Automated scan-labeling is what we’re after. Scanning over various-length ideas, mathematically represented, also multi-labeled. It’s like a bear’s eye, a bear’s pupil, a bear’s angular contrast diagonal (at a low level); a bear’s fur, a bear’s head, etc. An enumeration of all the properties of a bear, adding up to a bear. But this is done via averaging, via approximation. Recurrent averaging is what allows the process of machine generalization in the first place.

What follows are some speculative takes on related concepts.

Plunging and Control

He plunged downward. Downward — directional, with gravity (z-axis)

Plunged. Likely implies ‘without control.’ ‘Fell is without control. ‘Dived’ suggests control. ‘hurtled’ could be either. ‘Streaked’ usually (not always) suggests control. Control/intention, intent.

Loss of control, accident, helpless.

Few-shot. So if we provide 30 examples of excess or overflow, would it be able to recognize it elsewhere?

Overwhelmed

He had waited a moment too long

He’d left the water running and it had spilled onto the floor

I’m overloaded

I’m exhausted (ie I’ve overstepped my energy limits)
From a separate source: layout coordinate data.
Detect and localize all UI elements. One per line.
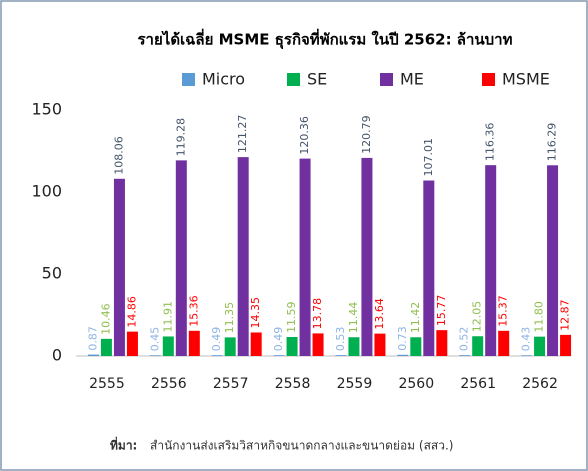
bar bbox=[188, 330, 200, 356]
legend-label: MSME bbox=[502, 70, 550, 89]
bar bbox=[126, 331, 138, 356]
bar bbox=[335, 355, 347, 356]
bar bbox=[250, 332, 262, 356]
legend-swatch bbox=[380, 73, 393, 86]
bar bbox=[273, 355, 285, 356]
bar bbox=[237, 157, 249, 356]
y-tick-label: 0 bbox=[52, 346, 62, 365]
bar bbox=[162, 336, 174, 356]
legend-swatch bbox=[182, 73, 195, 86]
x-tick-label: 2555 bbox=[89, 376, 125, 392]
value-label: 0.49 bbox=[210, 327, 223, 352]
value-label: 11.80 bbox=[533, 301, 546, 333]
bar bbox=[485, 165, 497, 356]
value-label: 14.35 bbox=[249, 297, 262, 329]
chart-title: รายได้เฉลี่ย MSME ธุรกิจที่พักแรม ในปี 2… bbox=[138, 29, 513, 50]
legend-label: SE bbox=[307, 70, 327, 89]
value-label: 108.06 bbox=[112, 136, 125, 175]
value-label: 10.46 bbox=[99, 303, 112, 335]
y-tick-label: 50 bbox=[42, 264, 62, 283]
bar bbox=[299, 158, 311, 356]
x-tick-label: 2561 bbox=[460, 376, 496, 392]
bar bbox=[87, 354, 99, 356]
x-tick-label: 2556 bbox=[151, 376, 187, 392]
bar bbox=[113, 178, 125, 356]
value-label: 107.01 bbox=[422, 138, 435, 177]
value-label: 13.64 bbox=[373, 298, 386, 330]
value-label: 120.79 bbox=[360, 115, 373, 154]
bar bbox=[286, 336, 298, 356]
value-label: 0.73 bbox=[396, 326, 409, 351]
value-label: 11.35 bbox=[223, 302, 236, 334]
source: สำนักงานส่งเสริมวิสาหกิจขนาดกลางและขนาดย… bbox=[150, 439, 453, 453]
value-label: 11.91 bbox=[161, 301, 174, 333]
x-tick-label: 2557 bbox=[213, 376, 249, 392]
value-label: 15.37 bbox=[497, 295, 510, 327]
value-label: 119.28 bbox=[174, 118, 187, 157]
bar bbox=[348, 337, 360, 356]
bar bbox=[312, 333, 324, 356]
bar bbox=[459, 355, 471, 356]
bar bbox=[211, 355, 223, 356]
value-label: 13.78 bbox=[311, 298, 324, 330]
value-label: 11.59 bbox=[285, 301, 298, 333]
value-label: 116.36 bbox=[484, 123, 497, 162]
bar bbox=[423, 180, 435, 356]
bar bbox=[498, 330, 510, 356]
legend-swatch bbox=[287, 73, 300, 86]
legend-swatch bbox=[482, 73, 495, 86]
bar bbox=[361, 157, 373, 356]
bar bbox=[149, 355, 161, 356]
source-label: ที่มา: bbox=[110, 437, 137, 453]
value-label: 11.44 bbox=[347, 302, 360, 334]
bar bbox=[175, 160, 187, 356]
bar bbox=[534, 336, 546, 356]
value-label: 14.86 bbox=[125, 296, 138, 328]
bar bbox=[224, 337, 236, 356]
value-label: 0.43 bbox=[520, 327, 533, 352]
legend-label: ME bbox=[400, 70, 424, 89]
bar bbox=[374, 333, 386, 356]
bar bbox=[547, 165, 559, 356]
bar bbox=[472, 336, 484, 356]
value-label: 0.53 bbox=[334, 327, 347, 352]
x-tick-label: 2560 bbox=[398, 376, 434, 392]
value-label: 15.36 bbox=[187, 295, 200, 327]
value-label: 0.49 bbox=[272, 327, 285, 352]
bar bbox=[397, 354, 409, 356]
value-label: 121.27 bbox=[236, 115, 249, 154]
bar bbox=[436, 330, 448, 356]
bar bbox=[100, 338, 112, 356]
y-tick-label: 100 bbox=[31, 182, 62, 201]
legend-label: Micro bbox=[202, 70, 245, 89]
value-label: 116.29 bbox=[546, 123, 559, 162]
value-label: 0.45 bbox=[148, 327, 161, 352]
value-label: 15.77 bbox=[435, 295, 448, 327]
value-label: 0.87 bbox=[86, 326, 99, 351]
value-label: 0.52 bbox=[458, 327, 471, 352]
value-label: 12.87 bbox=[559, 299, 572, 331]
bar bbox=[560, 334, 572, 356]
value-label: 12.05 bbox=[471, 301, 484, 333]
value-label: 11.42 bbox=[409, 302, 422, 334]
bar bbox=[521, 355, 533, 356]
value-label: 120.36 bbox=[298, 116, 311, 155]
bar bbox=[410, 337, 422, 356]
x-tick-label: 2558 bbox=[275, 376, 311, 392]
y-tick-label: 150 bbox=[31, 100, 62, 119]
x-tick-label: 2562 bbox=[522, 376, 558, 392]
x-tick-label: 2559 bbox=[337, 376, 373, 392]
I passed him on the fourth lap (exceeded)

Beyond all expectations

I did too much

I overdid it

“Yes!” he blurted out. It was not his place to speak. A stunned silence fell over the room.

swamped

buried

inundated

I’m older than he is

He’s a megalomaniac

You’re too old!

You’ve really gone above and beyond

You broke the record!

Numericize the following, which are both concepts drawn from words, and words themselves. What we are interested in is whether the abstracted concepts can be numericized :

1 = overflow

2 = speech

3 = physical effort

4 = distance (measured within space)

5 = time

6 = speed

7 = certainty

8 = doubt (any question has doubt (needs to resolve). This is a reason not to remove punctuation marks from text corpora. For instance “Is this any reason to doubt his word? I think not” would otherwise become “is this any reason to doubt his word I think not.” We can understand it, but we are then filling in the meaning that has been removed.

9 = need/requirement

10 = desire (want, crave, etc.)

11 = internal personal state(dreamed, thought, loved, cried, laughed, imagination) Actually it’s just personal state, with multilabel potential. Cried is both internal and externally visible. So the general category is ‘human’

13 = positive

14 = negative

Doubt is a subset of lacking. Physical is a scoop missing, an incompleteness. Musical corollary would suggests a dominant seventh chord (needs to resolve). A G7 chord in blues in the key of C.

And then how about addition and subtraction a la word2vec?

Thought + sleep = dream

Space + measurement device = distance

Movement through space from point A to point B = distance

Space + ruler = distance (or is it space * ruler = distance?)